Chief Secretary of Eritrea
- In office 1949–1952

Auditor-General of Burma
- In office 1947–1948

Personal details
- Born: 13 June 1892
- Died: 26 August 1964 (aged 72) Colchester, Essex
- Alma mater: Balliol College, Oxford
- Occupation: Colonial administrator

= Frederick Pearce =

British colonial administrator (1892–1964)

Sir Charles Frederick Byrde Pearce (13 June 1892 – 26 August 1964) was a British colonial administrator who served as Auditor-General of Burma from 1947 to 1948 and Chief Secretary of Eritrea from 1949 to 1952.

== Early life and education ==

Pearce was born on 13 June 1892, the son of C. W. Pearce, a Doctor of Music at Trinity College of Music, London. He was educated at Marlborough College and Balliol College, Oxford of which he was an Exhibitioner.

== Career ==

Pearce served for the duration of the First World War with the Somerset Light Infantry in India. He entered the Indian Civil Service in 1920. In 1931, he was appointed deputy commissioner in Burma and in 1934 Finance Secretary to the Government of Burma.

At the outbreak of the Second World War, Pearce was serving as Secretary to the Governor of Burma. In 1941, he was appointed a commissioner and administered the refugee areas in North Assam and in 1943, he was Director of the Frontier Areas, Burma. In 1944, with the rank of Major-General, he was appointed head of the Civil Affairs Service, Burma (CAS(B)), a military body tasked with restoring civil administration after the Japanese forces withdrawal, providing food, water and medical supplies, restoring the police and reopening schools. He issued an arrest order for Aung San for which he was reprimanded by Mountbatten fearing it would lead to rebellion and was replaced in the post by Hubert Rance.
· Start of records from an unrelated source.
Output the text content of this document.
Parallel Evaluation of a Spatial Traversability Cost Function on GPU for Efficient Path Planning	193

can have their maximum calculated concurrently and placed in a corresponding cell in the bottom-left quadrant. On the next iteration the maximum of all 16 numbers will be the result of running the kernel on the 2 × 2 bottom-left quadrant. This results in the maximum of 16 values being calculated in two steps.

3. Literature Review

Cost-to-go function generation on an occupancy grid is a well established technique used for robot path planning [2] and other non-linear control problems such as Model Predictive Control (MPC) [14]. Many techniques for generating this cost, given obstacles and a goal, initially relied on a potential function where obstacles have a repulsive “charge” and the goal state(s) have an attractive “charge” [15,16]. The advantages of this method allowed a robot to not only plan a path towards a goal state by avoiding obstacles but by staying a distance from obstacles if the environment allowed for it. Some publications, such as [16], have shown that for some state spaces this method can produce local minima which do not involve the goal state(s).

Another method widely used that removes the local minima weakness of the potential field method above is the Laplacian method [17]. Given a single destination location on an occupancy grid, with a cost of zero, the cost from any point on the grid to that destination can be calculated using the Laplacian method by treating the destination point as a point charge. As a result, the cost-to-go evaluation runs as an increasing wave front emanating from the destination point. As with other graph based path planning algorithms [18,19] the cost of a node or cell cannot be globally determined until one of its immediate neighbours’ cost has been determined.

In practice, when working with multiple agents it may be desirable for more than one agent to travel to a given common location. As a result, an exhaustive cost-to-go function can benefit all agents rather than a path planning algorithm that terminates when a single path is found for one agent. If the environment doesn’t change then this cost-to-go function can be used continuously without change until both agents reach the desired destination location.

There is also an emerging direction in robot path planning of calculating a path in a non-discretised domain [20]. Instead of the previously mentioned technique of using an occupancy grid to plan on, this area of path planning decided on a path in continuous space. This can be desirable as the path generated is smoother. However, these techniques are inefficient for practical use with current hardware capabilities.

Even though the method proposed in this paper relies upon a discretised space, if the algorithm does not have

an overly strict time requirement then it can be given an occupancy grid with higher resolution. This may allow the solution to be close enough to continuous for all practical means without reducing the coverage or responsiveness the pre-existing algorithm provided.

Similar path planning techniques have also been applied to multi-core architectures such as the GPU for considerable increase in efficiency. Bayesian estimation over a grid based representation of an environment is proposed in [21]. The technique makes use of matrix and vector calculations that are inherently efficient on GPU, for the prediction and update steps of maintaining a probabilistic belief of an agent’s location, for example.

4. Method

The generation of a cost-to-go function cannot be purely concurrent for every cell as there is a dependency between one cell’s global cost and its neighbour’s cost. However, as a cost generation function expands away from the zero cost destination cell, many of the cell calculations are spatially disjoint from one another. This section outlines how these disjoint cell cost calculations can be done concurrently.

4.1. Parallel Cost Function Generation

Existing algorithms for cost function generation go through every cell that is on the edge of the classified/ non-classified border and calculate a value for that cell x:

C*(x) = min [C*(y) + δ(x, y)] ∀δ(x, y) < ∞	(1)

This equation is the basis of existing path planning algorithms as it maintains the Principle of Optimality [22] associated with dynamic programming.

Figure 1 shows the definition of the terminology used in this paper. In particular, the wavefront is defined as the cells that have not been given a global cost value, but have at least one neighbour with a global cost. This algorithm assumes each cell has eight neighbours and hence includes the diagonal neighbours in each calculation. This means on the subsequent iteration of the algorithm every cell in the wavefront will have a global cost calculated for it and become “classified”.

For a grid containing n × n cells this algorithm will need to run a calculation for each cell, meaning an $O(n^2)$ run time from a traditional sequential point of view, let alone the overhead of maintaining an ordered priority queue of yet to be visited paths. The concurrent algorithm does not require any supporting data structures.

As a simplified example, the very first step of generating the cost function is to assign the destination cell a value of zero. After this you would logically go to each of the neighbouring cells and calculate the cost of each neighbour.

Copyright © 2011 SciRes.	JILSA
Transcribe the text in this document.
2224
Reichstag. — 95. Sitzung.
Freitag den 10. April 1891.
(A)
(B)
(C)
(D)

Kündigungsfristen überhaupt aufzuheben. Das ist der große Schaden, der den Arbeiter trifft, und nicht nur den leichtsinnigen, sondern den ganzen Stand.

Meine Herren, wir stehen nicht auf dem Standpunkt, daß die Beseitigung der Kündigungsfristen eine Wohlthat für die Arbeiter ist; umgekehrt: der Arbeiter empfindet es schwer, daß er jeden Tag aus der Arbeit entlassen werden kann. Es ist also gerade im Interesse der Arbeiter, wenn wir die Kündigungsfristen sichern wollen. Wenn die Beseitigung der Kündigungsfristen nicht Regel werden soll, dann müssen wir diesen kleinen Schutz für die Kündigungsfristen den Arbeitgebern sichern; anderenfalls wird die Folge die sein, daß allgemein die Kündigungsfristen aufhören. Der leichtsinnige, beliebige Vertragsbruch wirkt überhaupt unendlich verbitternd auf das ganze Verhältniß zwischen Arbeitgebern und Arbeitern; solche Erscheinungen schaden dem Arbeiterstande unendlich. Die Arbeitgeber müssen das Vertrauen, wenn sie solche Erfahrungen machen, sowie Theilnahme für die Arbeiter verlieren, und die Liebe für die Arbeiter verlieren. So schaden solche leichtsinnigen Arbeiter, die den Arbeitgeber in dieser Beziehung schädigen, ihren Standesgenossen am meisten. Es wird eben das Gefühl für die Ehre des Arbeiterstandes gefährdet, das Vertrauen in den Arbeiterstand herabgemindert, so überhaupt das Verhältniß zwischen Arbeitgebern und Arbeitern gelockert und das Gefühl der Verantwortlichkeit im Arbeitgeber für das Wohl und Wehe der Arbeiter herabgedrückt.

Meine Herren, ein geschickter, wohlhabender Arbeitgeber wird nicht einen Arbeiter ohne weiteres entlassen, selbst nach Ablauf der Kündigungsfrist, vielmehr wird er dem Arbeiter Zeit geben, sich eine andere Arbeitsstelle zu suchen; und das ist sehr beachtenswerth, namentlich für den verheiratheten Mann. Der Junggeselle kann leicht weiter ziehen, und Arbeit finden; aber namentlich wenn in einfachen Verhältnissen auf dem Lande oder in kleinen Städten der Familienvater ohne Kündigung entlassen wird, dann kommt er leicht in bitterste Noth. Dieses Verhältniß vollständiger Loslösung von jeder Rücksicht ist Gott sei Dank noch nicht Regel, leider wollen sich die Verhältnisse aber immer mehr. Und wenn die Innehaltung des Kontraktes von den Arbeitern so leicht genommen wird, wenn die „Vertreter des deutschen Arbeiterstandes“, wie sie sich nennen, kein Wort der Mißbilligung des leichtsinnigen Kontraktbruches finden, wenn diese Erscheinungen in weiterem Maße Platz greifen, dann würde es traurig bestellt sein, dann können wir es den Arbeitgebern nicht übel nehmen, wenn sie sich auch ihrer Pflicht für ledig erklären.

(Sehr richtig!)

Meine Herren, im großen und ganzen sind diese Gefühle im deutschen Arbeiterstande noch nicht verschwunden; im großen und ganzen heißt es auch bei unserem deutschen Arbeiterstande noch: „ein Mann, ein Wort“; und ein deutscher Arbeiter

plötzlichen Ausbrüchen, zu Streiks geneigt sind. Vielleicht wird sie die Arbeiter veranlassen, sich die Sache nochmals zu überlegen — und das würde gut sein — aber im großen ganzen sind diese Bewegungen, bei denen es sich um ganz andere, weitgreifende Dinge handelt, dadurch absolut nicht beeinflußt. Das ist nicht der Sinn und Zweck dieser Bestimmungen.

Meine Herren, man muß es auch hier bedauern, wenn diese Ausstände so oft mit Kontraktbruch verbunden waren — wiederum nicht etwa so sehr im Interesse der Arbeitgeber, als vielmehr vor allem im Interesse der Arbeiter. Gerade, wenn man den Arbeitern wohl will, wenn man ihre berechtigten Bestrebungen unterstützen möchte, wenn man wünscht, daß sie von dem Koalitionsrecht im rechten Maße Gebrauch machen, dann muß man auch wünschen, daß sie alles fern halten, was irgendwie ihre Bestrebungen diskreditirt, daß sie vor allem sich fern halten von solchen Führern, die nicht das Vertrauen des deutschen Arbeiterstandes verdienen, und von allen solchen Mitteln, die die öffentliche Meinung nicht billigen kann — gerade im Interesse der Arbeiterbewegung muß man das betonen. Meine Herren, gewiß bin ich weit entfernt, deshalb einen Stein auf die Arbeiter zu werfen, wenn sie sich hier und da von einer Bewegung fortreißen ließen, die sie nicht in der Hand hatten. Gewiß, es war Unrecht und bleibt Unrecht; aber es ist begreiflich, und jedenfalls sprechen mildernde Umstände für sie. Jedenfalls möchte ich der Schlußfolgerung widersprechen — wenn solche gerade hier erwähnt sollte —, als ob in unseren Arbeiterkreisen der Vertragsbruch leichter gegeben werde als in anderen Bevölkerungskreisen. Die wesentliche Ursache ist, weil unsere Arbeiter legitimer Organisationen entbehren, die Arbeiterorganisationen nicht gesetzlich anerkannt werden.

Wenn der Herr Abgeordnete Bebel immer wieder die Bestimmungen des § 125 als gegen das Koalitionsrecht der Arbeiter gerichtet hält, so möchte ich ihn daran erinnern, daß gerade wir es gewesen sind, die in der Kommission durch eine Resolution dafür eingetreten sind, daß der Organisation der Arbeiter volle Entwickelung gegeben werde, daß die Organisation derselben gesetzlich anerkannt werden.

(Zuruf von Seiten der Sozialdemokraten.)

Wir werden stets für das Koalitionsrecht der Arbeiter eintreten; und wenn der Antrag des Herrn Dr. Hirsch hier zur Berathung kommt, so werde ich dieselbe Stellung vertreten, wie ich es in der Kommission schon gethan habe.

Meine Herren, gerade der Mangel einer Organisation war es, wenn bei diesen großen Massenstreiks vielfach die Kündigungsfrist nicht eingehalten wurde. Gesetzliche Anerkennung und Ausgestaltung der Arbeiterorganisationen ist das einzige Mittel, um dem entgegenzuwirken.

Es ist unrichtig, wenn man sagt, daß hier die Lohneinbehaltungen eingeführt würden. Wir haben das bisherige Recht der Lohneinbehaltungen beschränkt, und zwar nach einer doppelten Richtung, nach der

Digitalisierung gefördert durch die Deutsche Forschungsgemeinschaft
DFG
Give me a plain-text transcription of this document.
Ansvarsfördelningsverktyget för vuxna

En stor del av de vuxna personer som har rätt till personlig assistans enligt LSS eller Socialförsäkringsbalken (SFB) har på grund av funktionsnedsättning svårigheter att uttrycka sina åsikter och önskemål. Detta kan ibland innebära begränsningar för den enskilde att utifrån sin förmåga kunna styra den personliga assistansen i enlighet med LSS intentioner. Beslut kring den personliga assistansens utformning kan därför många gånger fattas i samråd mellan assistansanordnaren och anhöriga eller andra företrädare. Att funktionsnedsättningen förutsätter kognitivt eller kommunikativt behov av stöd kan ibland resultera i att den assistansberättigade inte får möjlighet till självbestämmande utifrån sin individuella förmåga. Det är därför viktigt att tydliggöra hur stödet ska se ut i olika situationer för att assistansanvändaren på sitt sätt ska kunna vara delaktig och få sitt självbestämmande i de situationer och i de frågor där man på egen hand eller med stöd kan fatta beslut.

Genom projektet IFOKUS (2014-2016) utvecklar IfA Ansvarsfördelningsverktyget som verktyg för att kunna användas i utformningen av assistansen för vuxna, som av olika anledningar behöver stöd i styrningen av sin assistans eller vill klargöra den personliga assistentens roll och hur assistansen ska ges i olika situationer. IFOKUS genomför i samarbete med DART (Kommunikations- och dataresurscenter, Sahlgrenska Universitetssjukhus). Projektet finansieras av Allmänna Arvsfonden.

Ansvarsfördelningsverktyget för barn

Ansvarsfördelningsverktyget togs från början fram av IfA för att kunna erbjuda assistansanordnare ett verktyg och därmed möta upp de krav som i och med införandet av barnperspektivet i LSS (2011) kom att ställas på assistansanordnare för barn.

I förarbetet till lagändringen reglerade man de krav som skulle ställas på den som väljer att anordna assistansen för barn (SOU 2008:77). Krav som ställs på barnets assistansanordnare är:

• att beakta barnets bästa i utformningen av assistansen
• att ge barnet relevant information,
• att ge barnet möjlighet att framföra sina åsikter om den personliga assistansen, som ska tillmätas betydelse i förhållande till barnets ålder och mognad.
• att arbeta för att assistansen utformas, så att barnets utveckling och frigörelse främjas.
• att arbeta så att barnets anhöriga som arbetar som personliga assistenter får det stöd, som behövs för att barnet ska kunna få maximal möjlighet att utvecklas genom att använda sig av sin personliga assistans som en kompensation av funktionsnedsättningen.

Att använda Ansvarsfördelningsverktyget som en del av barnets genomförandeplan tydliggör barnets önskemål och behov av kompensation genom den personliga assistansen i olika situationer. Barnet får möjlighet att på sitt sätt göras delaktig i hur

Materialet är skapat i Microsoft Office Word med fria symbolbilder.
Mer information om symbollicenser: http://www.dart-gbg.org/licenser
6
In 1946, Pierce was appointed counsellor to the Governor of Burma and served as a member of the committee on the Indo-Burma debt. In the following year, he was appointed Auditor-General of Burma, a post he held until his retirement from the Indian Civil Service in 1948.

In 1949, Pierce was appointed Chief Secretary of the British protectorate of Eritrea which was under British military administration and still trying to recover from the effects of war. He remained in the post until 1952.

== Personal life and death ==

Pearce married Olwen, widow of Lieut.-Colonel John Lawson of Skinner’s Horse in 1949.

Pearce died on 26 August 1964 at Colchester, Essex, aged 72.

== Honours ==

Pearce was created a Knight Bachelor in the 1948 New Year Honours. He was appointed Commander of the Order of the British Empire (CBE) in the 1941 Birthday Honours.